- ring (n.)
- Old English hring "circular band," from Proto-Germanic *khrengaz (cf. Old Norse hringr, Old Frisian hring, German Ring), literally "something curved," from PIE *skrengh- nasalized form of (s)kregh-, from root *(s)ker- "to turn, bend," with wide-ranging derivative senses (cf. Latin curvus "bent, curved," crispus "curly;" Old Church Slavonic kragu "circle," and perhaps Greek kirkos "ring," koronos "curved").
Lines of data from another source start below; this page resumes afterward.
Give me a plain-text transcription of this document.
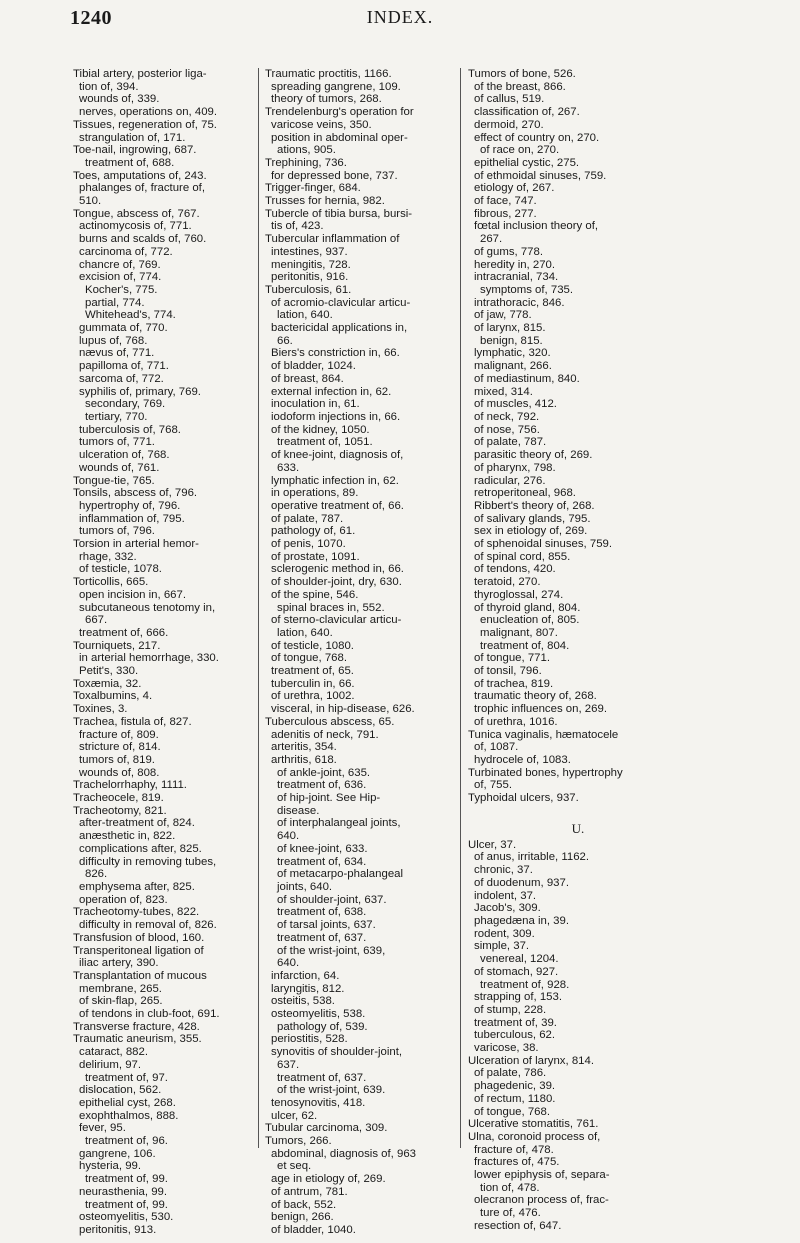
1240	INDEX.
Tibial artery, posterior liga-
tion of, 394.
wounds of, 339.
nerves, operations on, 409.
Tissues, regeneration of, 75.
strangulation of, 171.
Toe-nail, ingrowing, 687.
treatment of, 688.
Toes, amputations of, 243.
phalanges of, fracture of,
510.
Tongue, abscess of, 767.
actinomycosis of, 771.
burns and scalds of, 760.
carcinoma of, 772.
chancre of, 769.
excision of, 774.
Kocher's, 775.
partial, 774.
Whitehead's, 774.
gummata of, 770.
lupus of, 768.
nævus of, 771.
papilloma of, 771.
sarcoma of, 772.
syphilis of, primary, 769.
secondary, 769.
tertiary, 770.
tuberculosis of, 768.
tumors of, 771.
ulceration of, 768.
wounds of, 761.
Tongue-tie, 765.
Tonsils, abscess of, 796.
hypertrophy of, 796.
inflammation of, 795.
tumors of, 796.
Torsion in arterial hemor-
rhage, 332.
of testicle, 1078.
Torticollis, 665.
open incision in, 667.
subcutaneous tenotomy in,
667.
treatment of, 666.
Tourniquets, 217.
in arterial hemorrhage, 330.
Petit's, 330.
Toxæmia, 32.
Toxalbumins, 4.
Toxines, 3.
Trachea, fistula of, 827.
fracture of, 809.
stricture of, 814.
tumors of, 819.
wounds of, 808.
Trachelorrhaphy, 1111.
Tracheocele, 819.
Tracheotomy, 821.
after-treatment of, 824.
anæsthetic in, 822.
complications after, 825.
difficulty in removing tubes,
826.
emphysema after, 825.
operation of, 823.
Tracheotomy-tubes, 822.
difficulty in removal of, 826.
Transfusion of blood, 160.
Transperitoneal ligation of
iliac artery, 390.
Transplantation of mucous
membrane, 265.
of skin-flap, 265.
of tendons in club-foot, 691.
Transverse fracture, 428.
Traumatic aneurism, 355.
cataract, 882.
delirium, 97.
treatment of, 97.
dislocation, 562.
epithelial cyst, 268.
exophthalmos, 888.
fever, 95.
treatment of, 96.
gangrene, 106.
hysteria, 99.
treatment of, 99.
neurasthenia, 99.
treatment of, 99.
osteomyelitis, 530.
peritonitis, 913.
Traumatic proctitis, 1166.
spreading gangrene, 109.
theory of tumors, 268.
Trendelenburg's operation for
varicose veins, 350.
position in abdominal oper-
ations, 905.
Trephining, 736.
for depressed bone, 737.
Trigger-finger, 684.
Trusses for hernia, 982.
Tubercle of tibia bursa, bursi-
tis of, 423.
Tubercular inflammation of
intestines, 937.
meningitis, 728.
peritonitis, 916.
Tuberculosis, 61.
of acromio-clavicular articu-
lation, 640.
bactericidal applications in,
66.
Biers's constriction in, 66.
of bladder, 1024.
of breast, 864.
external infection in, 62.
inoculation in, 61.
iodoform injections in, 66.
of the kidney, 1050.
treatment of, 1051.
of knee-joint, diagnosis of,
633.
lymphatic infection in, 62.
in operations, 89.
operative treatment of, 66.
of palate, 787.
pathology of, 61.
of penis, 1070.
of prostate, 1091.
sclerogenic method in, 66.
of shoulder-joint, dry, 630.
of the spine, 546.
spinal braces in, 552.
of sterno-clavicular articu-
lation, 640.
of testicle, 1080.
of tongue, 768.
treatment of, 65.
tuberculin in, 66.
of urethra, 1002.
visceral, in hip-disease, 626.
Tuberculous abscess, 65.
adenitis of neck, 791.
arteritis, 354.
arthritis, 618.
of ankle-joint, 635.
treatment of, 636.
of hip-joint. See Hip-
disease.
of interphalangeal joints,
640.
of knee-joint, 633.
treatment of, 634.
of metacarpo-phalangeal
joints, 640.
of shoulder-joint, 637.
treatment of, 638.
of tarsal joints, 637.
treatment of, 637.
of the wrist-joint, 639,
640.
infarction, 64.
laryngitis, 812.
osteitis, 538.
osteomyelitis, 538.
pathology of, 539.
periostitis, 528.
synovitis of shoulder-joint,
637.
treatment of, 637.
of the wrist-joint, 639.
tenosynovitis, 418.
ulcer, 62.
Tubular carcinoma, 309.
Tumors, 266.
abdominal, diagnosis of, 963
et seq.
age in etiology of, 269.
of antrum, 781.
of back, 552.
benign, 266.
of bladder, 1040.
Tumors of bone, 526.
of the breast, 866.
of callus, 519.
classification of, 267.
dermoid, 270.
effect of country on, 270.
of race on, 270.
epithelial cystic, 275.
of ethmoidal sinuses, 759.
etiology of, 267.
of face, 747.
fibrous, 277.
fœtal inclusion theory of,
267.
of gums, 778.
heredity in, 270.
intracranial, 734.
symptoms of, 735.
intrathoracic, 846.
of jaw, 778.
of larynx, 815.
benign, 815.
lymphatic, 320.
malignant, 266.
of mediastinum, 840.
mixed, 314.
of muscles, 412.
of neck, 792.
of nose, 756.
of palate, 787.
parasitic theory of, 269.
of pharynx, 798.
radicular, 276.
retroperitoneal, 968.
Ribbert's theory of, 268.
of salivary glands, 795.
sex in etiology of, 269.
of sphenoidal sinuses, 759.
of spinal cord, 855.
of tendons, 420.
teratoid, 270.
thyroglossal, 274.
of thyroid gland, 804.
enucleation of, 805.
malignant, 807.
treatment of, 804.
of tongue, 771.
of tonsil, 796.
of trachea, 819.
traumatic theory of, 268.
trophic influences on, 269.
of urethra, 1016.
Tunica vaginalis, hæmatocele
of, 1087.
hydrocele of, 1083.
Turbinated bones, hypertrophy
of, 755.
Typhoidal ulcers, 937.
U.
Ulcer, 37.
of anus, irritable, 1162.
chronic, 37.
of duodenum, 937.
indolent, 37.
Jacob's, 309.
phagedæna in, 39.
rodent, 309.
simple, 37.
venereal, 1204.
of stomach, 927.
treatment of, 928.
strapping of, 153.
of stump, 228.
treatment of, 39.
tuberculous, 62.
varicose, 38.
Ulceration of larynx, 814.
of palate, 786.
phagedenic, 39.
of rectum, 1180.
of tongue, 768.
Ulcerative stomatitis, 761.
Ulna, coronoid process of,
fracture of, 478.
fractures of, 475.
lower epiphysis of, separa-
tion of, 478.
olecranon process of, frac-
ture of, 476.
resection of, 647.
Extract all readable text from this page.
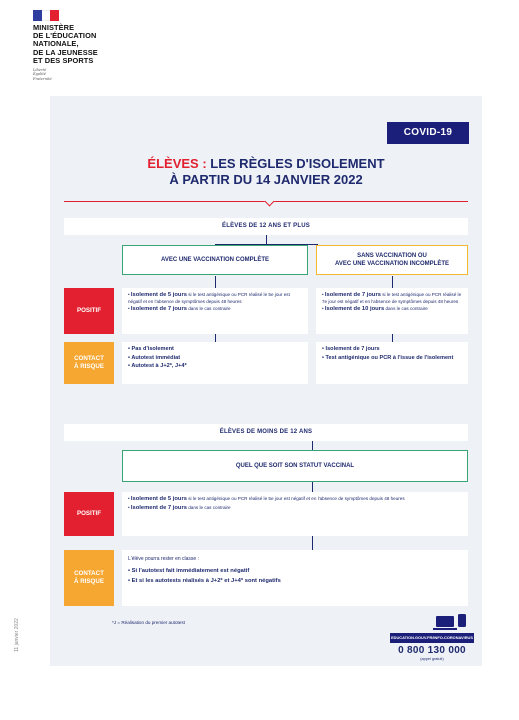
MINISTÈRE
DE L'ÉDUCATION
NATIONALE,
DE LA JEUNESSE
ET DES SPORTS
Liberté
Égalité
Fraternité
11 janvier 2022
COVID-19
ÉLÈVES : LES RÈGLES D'ISOLEMENT
À PARTIR DU 14 JANVIER 2022
ÉLÈVES DE 12 ANS ET PLUS
AVEC UNE VACCINATION COMPLÈTE
SANS VACCINATION OU
AVEC UNE VACCINATION INCOMPLÈTE
POSITIF

• Isolement de 5 jours si le test antigénique ou PCR réalisé le 5e jour est négatif et en l'absence de symptômes depuis 48 heures

• Isolement de 7 jours dans le cas contraire

• Isolement de 7 jours si le test antigénique ou PCR réalisé le 7e jour est négatif et en l'absence de symptômes depuis 48 heures

• Isolement de 10 jours dans le cas contraire

CONTACT
À RISQUE

• Pas d'isolement

• Autotest immédiat

• Autotest à J+2*, J+4*

• Isolement de 7 jours

• Test antigénique ou PCR à l'issue de l'isolement

ÉLÈVES DE MOINS DE 12 ANS
QUEL QUE SOIT SON STATUT VACCINAL
POSITIF

• Isolement de 5 jours si le test antigénique ou PCR réalisé le 5e jour est négatif et en l'absence de symptômes depuis 48 heures

• Isolement de 7 jours dans le cas contraire

CONTACT
À RISQUE

L'élève pourra rester en classe :

• Si l'autotest fait immédiatement est négatif

• Et si les autotests réalisés à J+2* et J+4* sont négatifs

*J = Réalisation du premier autotest
EDUCATION.GOUV.FR/INFO-CORONAVIRUS
0 800 130 000
(appel gratuit)
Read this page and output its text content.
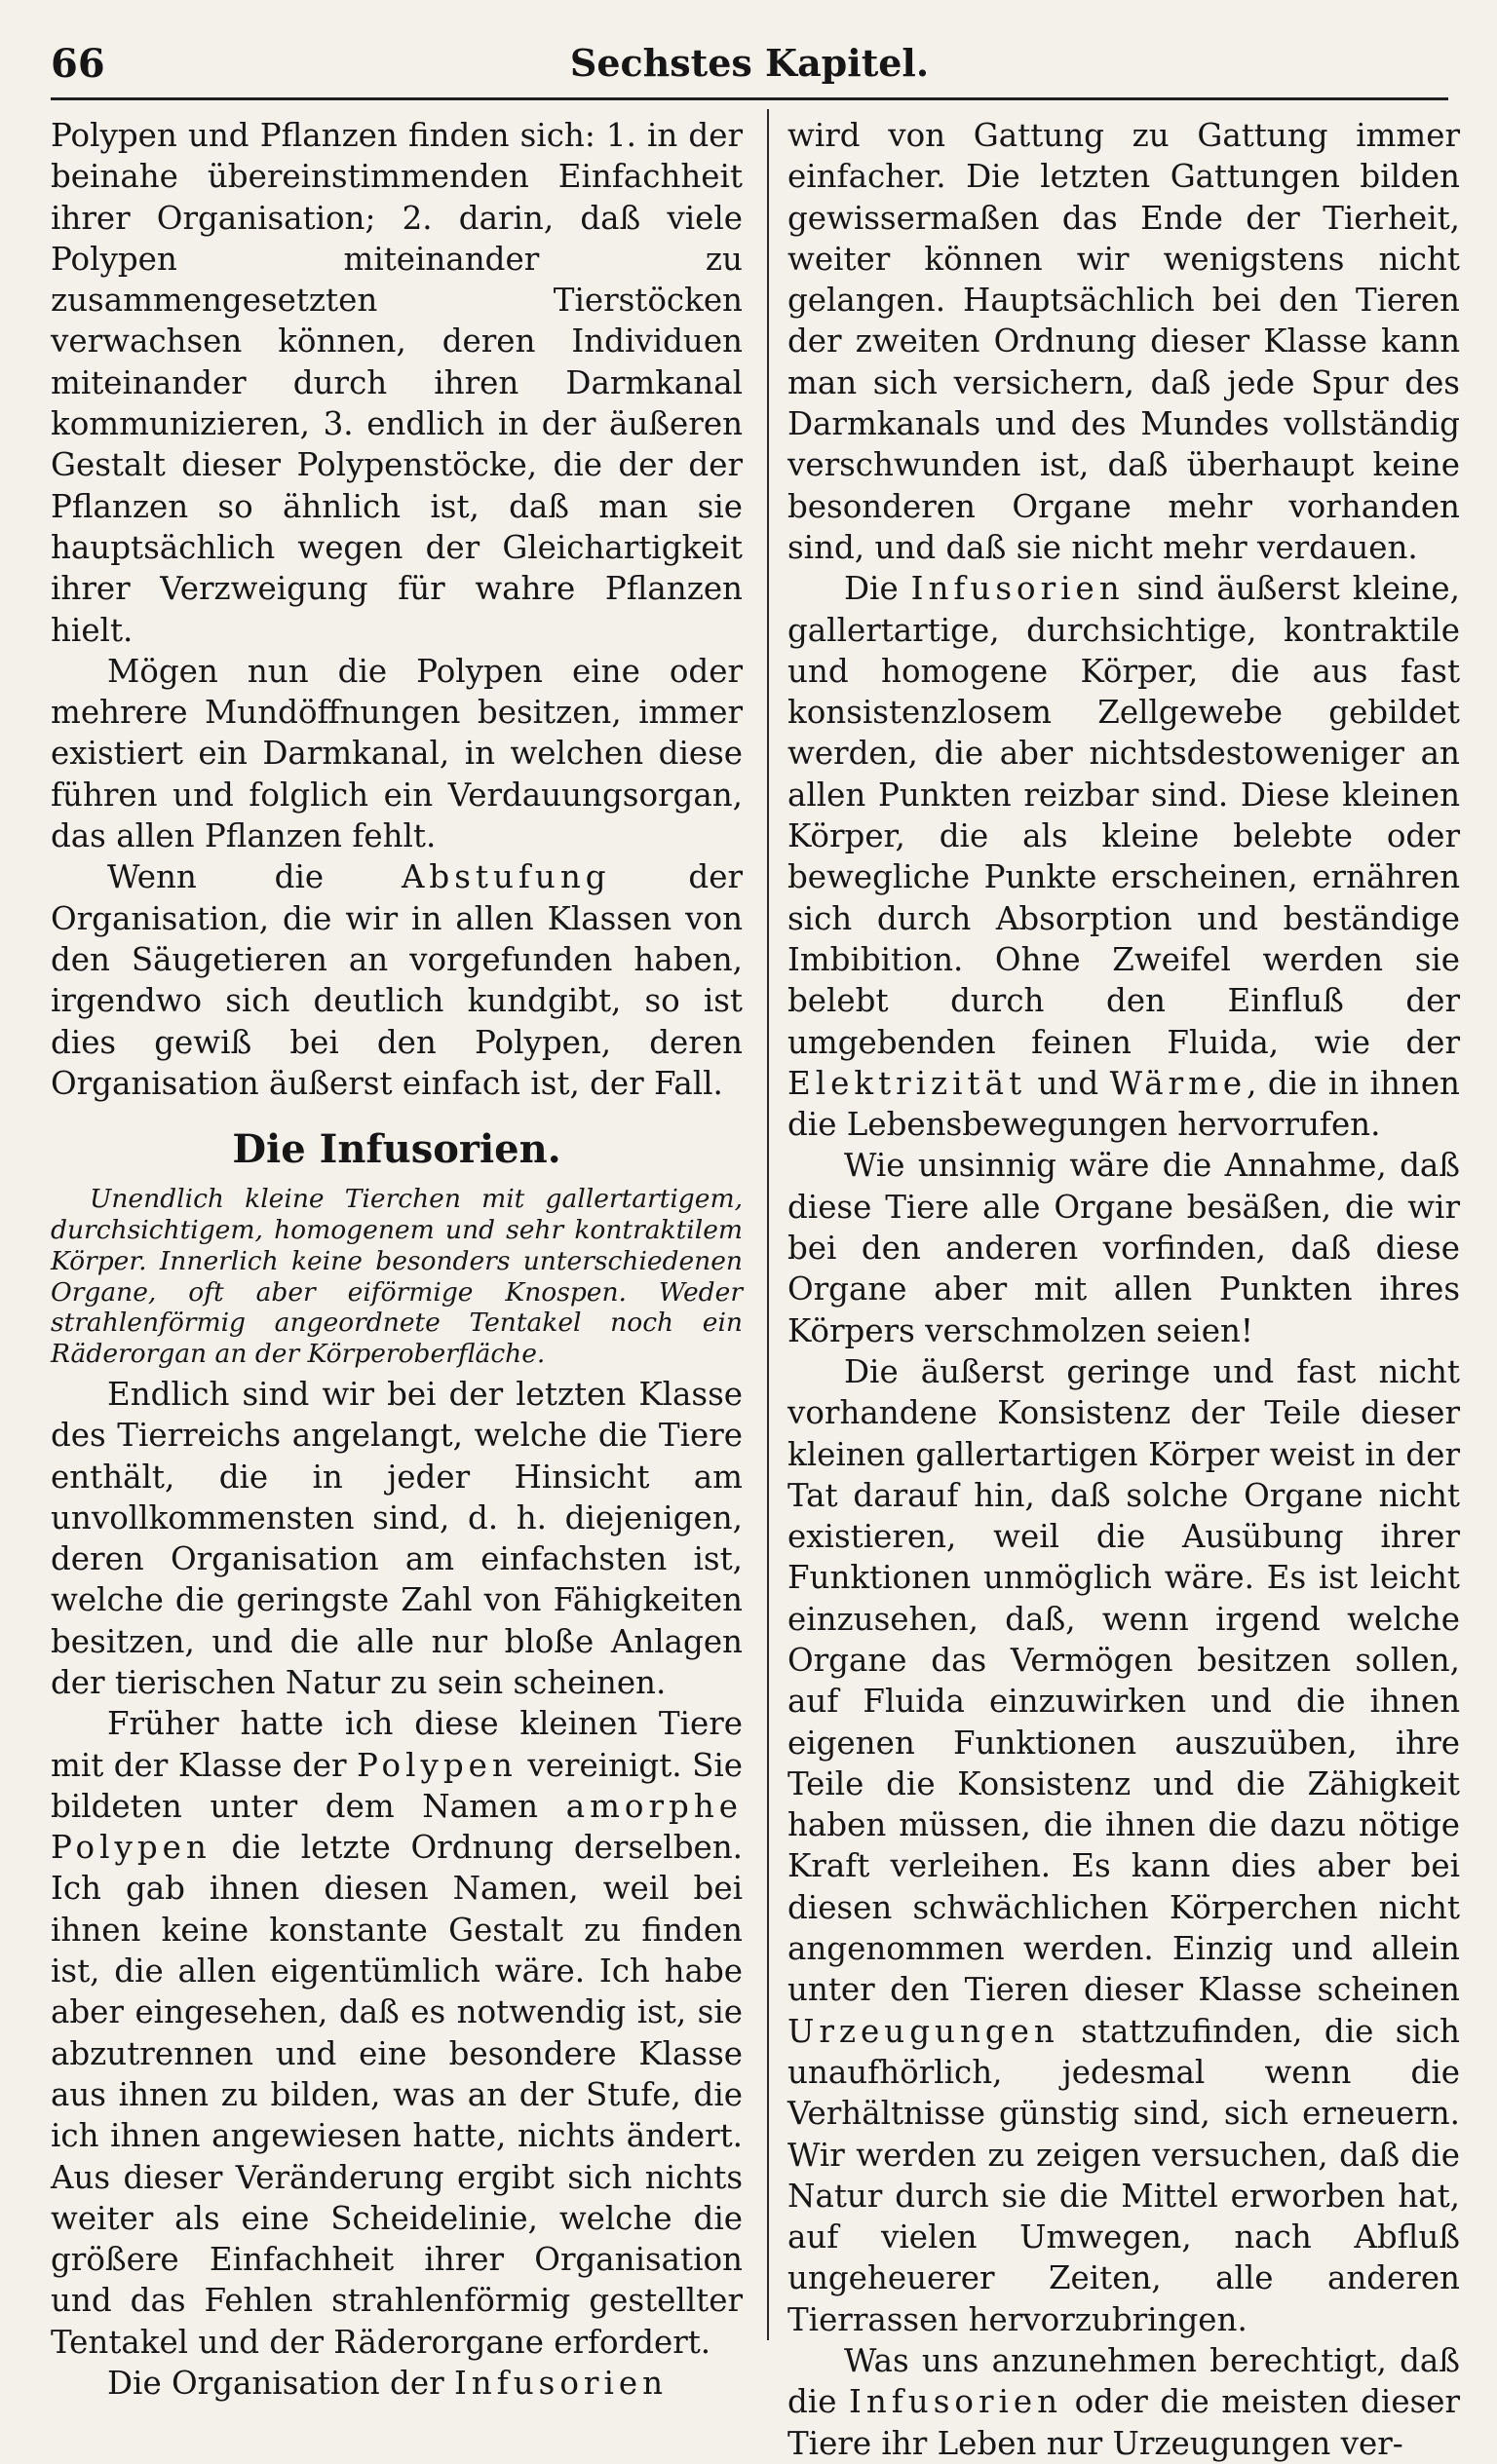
66	Sechstes Kapitel.

Polypen und Pflanzen finden sich: 1. in der beinahe übereinstimmenden Einfachheit ihrer Organisation; 2. darin, daß viele Polypen miteinander zu zusammengesetzten Tierstöcken verwachsen können, deren Individuen miteinander durch ihren Darmkanal kommunizieren, 3. endlich in der äußeren Gestalt dieser Polypenstöcke, die der der Pflanzen so ähnlich ist, daß man sie hauptsächlich wegen der Gleichartigkeit ihrer Verzweigung für wahre Pflanzen hielt.

Mögen nun die Polypen eine oder mehrere Mundöffnungen besitzen, immer existiert ein Darmkanal, in welchen diese führen und folglich ein Verdauungsorgan, das allen Pflanzen fehlt.

Wenn die Abstufung der Organisation, die wir in allen Klassen von den Säugetieren an vorgefunden haben, irgendwo sich deutlich kundgibt, so ist dies gewiß bei den Polypen, deren Organisation äußerst einfach ist, der Fall.

Die Infusorien.

Unendlich kleine Tierchen mit gallertartigem, durchsichtigem, homogenem und sehr kontraktilem Körper. Innerlich keine besonders unterschiedenen Organe, oft aber eiförmige Knospen. Weder strahlenförmig angeordnete Tentakel noch ein Räderorgan an der Körperoberfläche.

Endlich sind wir bei der letzten Klasse des Tierreichs angelangt, welche die Tiere enthält, die in jeder Hinsicht am unvollkommensten sind, d. h. diejenigen, deren Organisation am einfachsten ist, welche die geringste Zahl von Fähigkeiten besitzen, und die alle nur bloße Anlagen der tierischen Natur zu sein scheinen.

Früher hatte ich diese kleinen Tiere mit der Klasse der Polypen vereinigt. Sie bildeten unter dem Namen amorphe Polypen die letzte Ordnung derselben. Ich gab ihnen diesen Namen, weil bei ihnen keine konstante Gestalt zu finden ist, die allen eigentümlich wäre. Ich habe aber eingesehen, daß es notwendig ist, sie abzutrennen und eine besondere Klasse aus ihnen zu bilden, was an der Stufe, die ich ihnen angewiesen hatte, nichts ändert. Aus dieser Veränderung ergibt sich nichts weiter als eine Scheidelinie, welche die größere Einfachheit ihrer Organisation und das Fehlen strahlenförmig gestellter Tentakel und der Räderorgane erfordert.

Die Organisation der Infusorien

wird von Gattung zu Gattung immer einfacher. Die letzten Gattungen bilden gewissermaßen das Ende der Tierheit, weiter können wir wenigstens nicht gelangen. Hauptsächlich bei den Tieren der zweiten Ordnung dieser Klasse kann man sich versichern, daß jede Spur des Darmkanals und des Mundes vollständig verschwunden ist, daß überhaupt keine besonderen Organe mehr vorhanden sind, und daß sie nicht mehr verdauen.

Die Infusorien sind äußerst kleine, gallertartige, durchsichtige, kontraktile und homogene Körper, die aus fast konsistenzlosem Zellgewebe gebildet werden, die aber nichtsdestoweniger an allen Punkten reizbar sind. Diese kleinen Körper, die als kleine belebte oder bewegliche Punkte erscheinen, ernähren sich durch Absorption und beständige Imbibition. Ohne Zweifel werden sie belebt durch den Einfluß der umgebenden feinen Fluida, wie der Elektrizität und Wärme, die in ihnen die Lebensbewegungen hervorrufen.

Wie unsinnig wäre die Annahme, daß diese Tiere alle Organe besäßen, die wir bei den anderen vorfinden, daß diese Organe aber mit allen Punkten ihres Körpers verschmolzen seien!

Die äußerst geringe und fast nicht vorhandene Konsistenz der Teile dieser kleinen gallertartigen Körper weist in der Tat darauf hin, daß solche Organe nicht existieren, weil die Ausübung ihrer Funktionen unmöglich wäre. Es ist leicht einzusehen, daß, wenn irgend welche Organe das Vermögen besitzen sollen, auf Fluida einzuwirken und die ihnen eigenen Funktionen auszuüben, ihre Teile die Konsistenz und die Zähigkeit haben müssen, die ihnen die dazu nötige Kraft verleihen. Es kann dies aber bei diesen schwächlichen Körperchen nicht angenommen werden. Einzig und allein unter den Tieren dieser Klasse scheinen Urzeugungen stattzufinden, die sich unaufhörlich, jedesmal wenn die Verhältnisse günstig sind, sich erneuern. Wir werden zu zeigen versuchen, daß die Natur durch sie die Mittel erworben hat, auf vielen Umwegen, nach Abfluß ungeheuerer Zeiten, alle anderen Tierrassen hervorzubringen.

Was uns anzunehmen berechtigt, daß die Infusorien oder die meisten dieser Tiere ihr Leben nur Urzeugungen ver-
Meaning "place for prize fight and wrestling bouts" (early 14c.) is from the space in a circle of bystanders in which such contests were once held (ringside is attested from 1866). Meaning "combination of interested persons" is from 1829. Tree ring is from 1670s; fairy ring is from 1620s. Nursery rhyme ring a ring a rosie, is attested in an American form (with a different ending) from c.1790. "The belief that the rhyme originated with the Great Plague is now almost universal, but has no evidence to support it and is almost certainly nonsense" ["Oxford Dictionary of English Folklore"]. This connection only dates to the 1960s.
- ring (v.1)
- "sound a bell," Old English hringan, from Proto-Germanic *khrenganan (cf. Old Norse hringja, Swedish ringa, Middle Dutch ringen), probably of imitative origin. To give (someone) a ring "call on the telephone" was in use by 1910. To ring down a theatrical curtain is from 1772, from the custom of signaling for it by ringing a bell.
- ring (v.2)
- "make a circle around," Old English ymbhringan, from the root of ring (n.). Related: Ringed; ringing.